Where was the point of vulnerability? According to the hacker, who messaged the victim after the attack, he started with the victim’s Twitter account, which was linked to the victim’s personal website, and that’s where he found the victim’s email address. Through a WhoIs domain lookup, he was able to get the victim’s mailing address. From there, he just needed one more critical piece of data: the last four digits of the victim’s credit card number. This was obtained in less than 15 minutes through a call to Amazon, pretending to be the victim. After providing the victim’s name, address, and email address, he was able to add a new credit card. Then, minutes later, he called back stating he had lost access to his Amazon account and needed to reset the password. After providing the same basic information along with the new credit card info, he was able to log in to the victim’s Amazon account, reset the password, and was able to see the last four digits of all of the victim’s credit cards on file with Amazon. Bingo. Now, he had all the info he needed to access the victim’s AppleID account.
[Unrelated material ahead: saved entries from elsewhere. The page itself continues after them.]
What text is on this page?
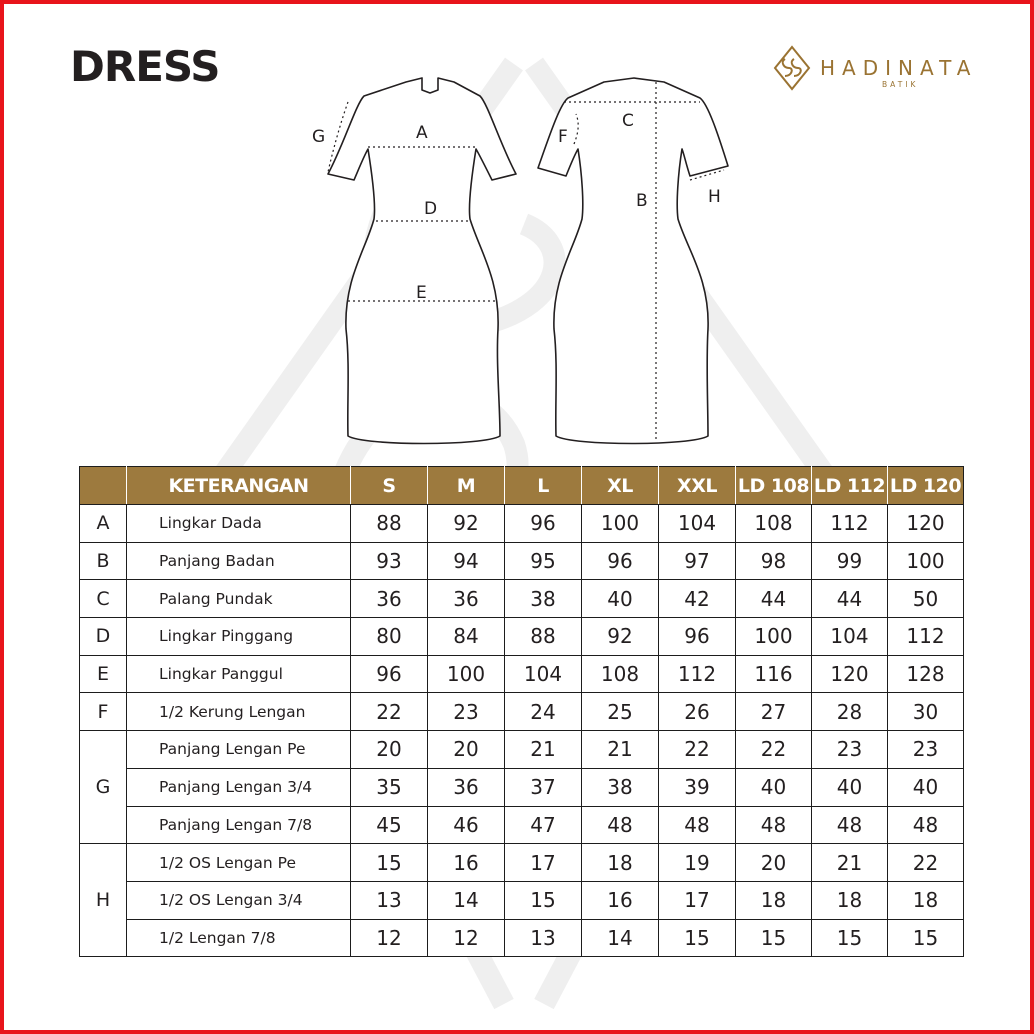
DRESS	HADINATA
BATIK
A
D
E
G
C
B
F
H
	KETERANGAN	S	M	L	XL	XXL	LD 108	LD 112	LD 120
A	Lingkar Dada	88	92	96	100	104	108	112	120
B	Panjang Badan	93	94	95	96	97	98	99	100
C	Palang Pundak	36	36	38	40	42	44	44	50
D	Lingkar Pinggang	80	84	88	92	96	100	104	112
E	Lingkar Panggul	96	100	104	108	112	116	120	128
F	1/2 Kerung Lengan	22	23	24	25	26	27	28	30
G	Panjang Lengan Pe	20	20	21	21	22	22	23	23
	Panjang Lengan 3/4	35	36	37	38	39	40	40	40
	Panjang Lengan 7/8	45	46	47	48	48	48	48	48
H	1/2 OS Lengan Pe	15	16	17	18	19	20	21	22
	1/2 OS Lengan 3/4	13	14	15	16	17	18	18	18
	1/2 Lengan 7/8	12	12	13	14	15	15	15	15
Here’s the bottom line from the victim’s experience after contacting Apple and trying to regain control of his digital identity: There is a huge disparity between what Apple says it does to protect your account and what it actually does to protect you. Basically, if a hacker knows someone’s name, address, and the last four digits of their credit card, they have enough information to break into most Apple accounts, unless additional security measures are put into place. I think it’s important to share these kinds of stories with your customers who are bringing their consumer devices to work and intermingling corporate applications and data with consumer-based cloud backup services (e.g. SkyDrive, DropBox, iCloud). There is a big difference between storing data in iCloud and a business-class cloud data center.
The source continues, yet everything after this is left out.